Transport Demand for Renewable Fuels to Increase, Officials Say

By Andrea Fischer, Staff Reporter

This story appears in the April 30 print edition of Transport Topics. Click here to subscribe today.

ARLINGTON, Va. — Agriculture officials said the growing renewable fuels industry will benefit the trucking companies that haul these products. 

Biofuels proponents and Bush administration officials spoke here during the first national summit on agricultural and food transportation.



“For trucking, the key word is distribution,” said Thomas Dorr, undersecretary of rural development for the U.S. Department of Agriculture. “Making biodiesel work is not just a matter of engineering and materials; it’s a matter of ton miles and loads.”

“The scale of this new industry will be huge,” Dorr said. “It is probably the greatest new opportunity for growth in our lifetime . . . and the distribution system will be truck-based.”

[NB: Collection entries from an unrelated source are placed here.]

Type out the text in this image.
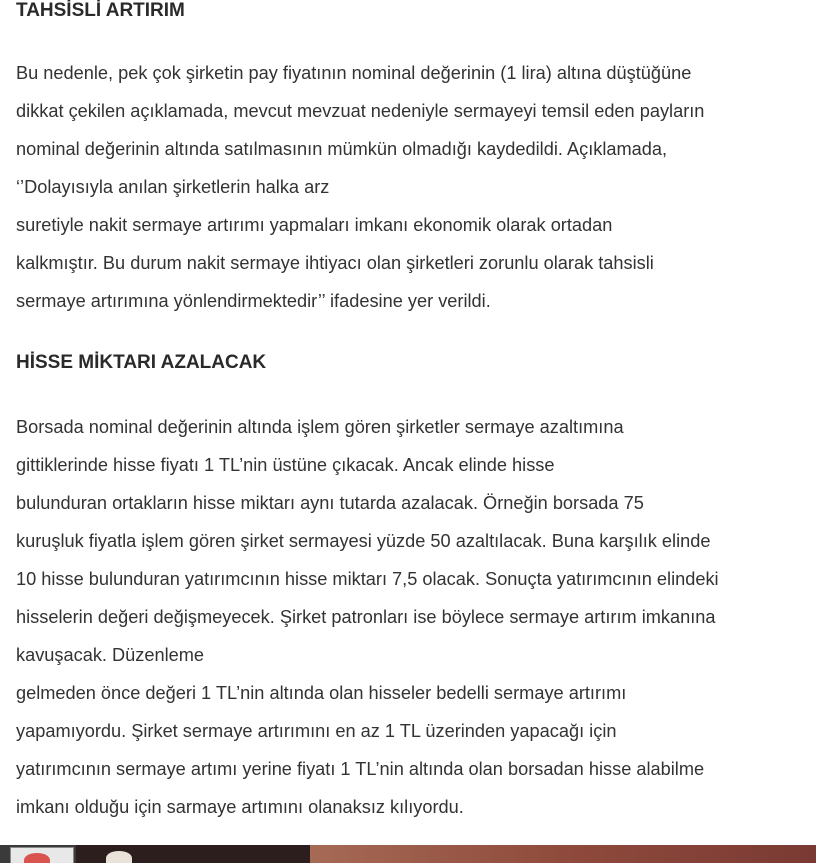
TAHSİSLİ ARTIRIM

Bu nedenle, pek çok şirketin pay fiyatının nominal değerinin (1 lira) altına düştüğüne
dikkat çekilen açıklamada, mevcut mevzuat nedeniyle sermayeyi temsil eden payların
nominal değerinin altında satılmasının mümkün olmadığı kaydedildi. Açıklamada,
‘’Dolayısıyla anılan şirketlerin halka arz
suretiyle nakit sermaye artırımı yapmaları imkanı ekonomik olarak ortadan
kalkmıştır. Bu durum nakit sermaye ihtiyacı olan şirketleri zorunlu olarak tahsisli
sermaye artırımına yönlendirmektedir’’ ifadesine yer verildi.

HİSSE MİKTARI AZALACAK

Borsada nominal değerinin altında işlem gören şirketler sermaye azaltımına
gittiklerinde hisse fiyatı 1 TL’nin üstüne çıkacak. Ancak elinde hisse
bulunduran ortakların hisse miktarı aynı tutarda azalacak. Örneğin borsada 75
kuruşluk fiyatla işlem gören şirket sermayesi yüzde 50 azaltılacak. Buna karşılık elinde
10 hisse bulunduran yatırımcının hisse miktarı 7,5 olacak. Sonuçta yatırımcının elindeki
hisselerin değeri değişmeyecek. Şirket patronları ise böylece sermaye artırım imkanına
kavuşacak. Düzenleme
gelmeden önce değeri 1 TL’nin altında olan hisseler bedelli sermaye artırımı
yapamıyordu. Şirket sermaye artırımını en az 1 TL üzerinden yapacağı için
yatırımcının sermaye artımı yerine fiyatı 1 TL’nin altında olan borsadan hisse alabilme
imkanı olduğu için sarmaye artımını olanaksız kılıyordu.
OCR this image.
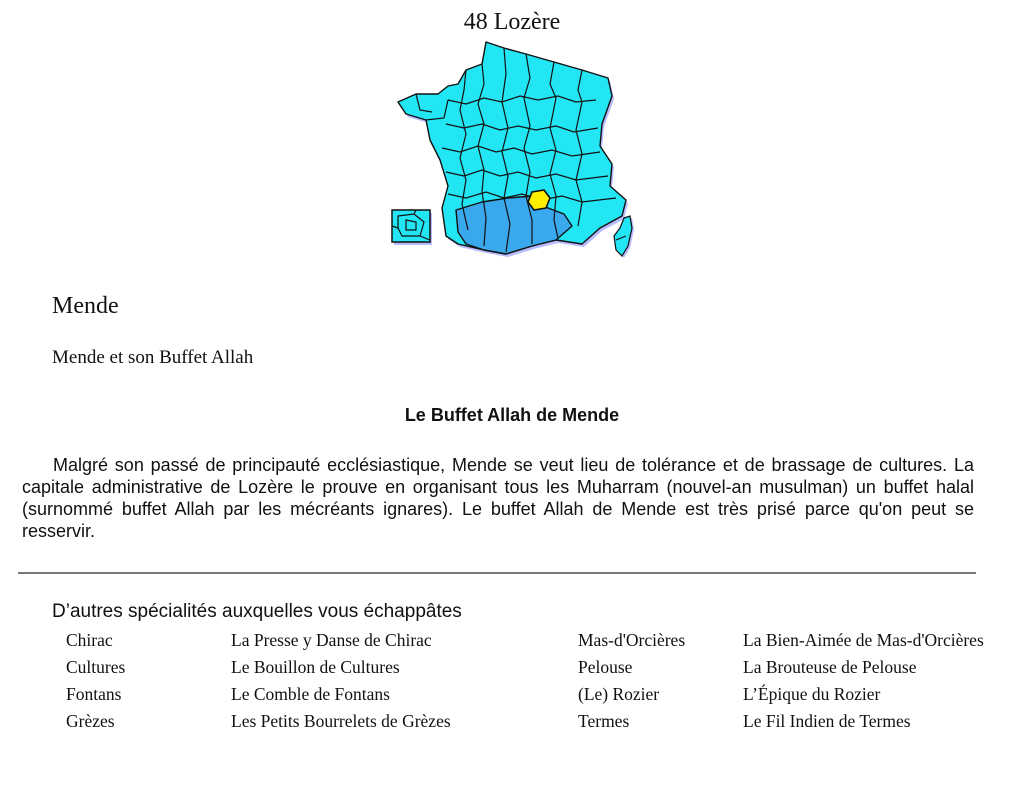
48 Lozère
Mende
Mende et son Buffet Allah
Le Buffet Allah de Mende
Malgré son passé de principauté ecclésiastique, Mende se veut lieu de tolérance et de brassage de cultures. La capitale administrative de Lozère le prouve en organisant tous les Muharram (nouvel-an musulman) un buffet halal (surnommé buffet Allah par les mécréants ignares). Le buffet Allah de Mende est très prisé parce qu'on peut se resservir.
D’autres spécialités auxquelles vous échappâtes
Chirac
Cultures
Fontans
Grèzes
La Presse y Danse de Chirac
Le Bouillon de Cultures
Le Comble de Fontans
Les Petits Bourrelets de Grèzes
Mas-d'Orcières
Pelouse
(Le) Rozier
Termes
La Bien-Aimée de Mas-d'Orcières
La Brouteuse de Pelouse
L’Épique du Rozier
Le Fil Indien de Termes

Hunter Moorhead, special assistant to President Bush for agriculture, trade and food assistance, said trucking firms also will be needed to haul raw products such as soybeans or corn.

“The agricultural community totally depends on the trucking industry to move its crops,” said Moorhead.
Greg Krissek, director of government affairs for ICM Inc., a company that builds ethanol plants, said demand for tanker trucks to move renewable fuels also will increase because fuel terminals and pipelines are currently unable to accept ethanol and biodiesel.

Krissek estimated that a national increase in biofuel production of 3 billion gallons a year would require about 4,500 trucks per day to move corn, fuel and other materials related to biofuel production.

However, Warren Hoemann, senior vice president of industry affairs, councils and conferences for American Trucking Associations, told Transport Topics that “capacity constraints and the driver shortage will make growth a challenge.”

In many places, the refineries that produce ethanol and biodiesel rarely are served by rail and never are served by fuel pipelines, making trucks one of the few sources of transportation for refined biofuels, he said.

“The renewable fuels industry is a bright spot, but [trucking] still faces the challenge of meeting capacity,” he said.

Tommy Windsor, director of transportation for Townsends Inc., a Wilmington, Del., company that hauls poultry and grain to and from farms and processing plants, said he expects more biofuel production to tighten competition for truck drivers in the coming years.

Windsor’s company operates a private fleet of 140 tractors, “but we rely on a lot of independent local truckers to haul grain, and if they start hauling for renewable fuels producers, we will be competing with those refineries, not just for grain but for drivers as well.”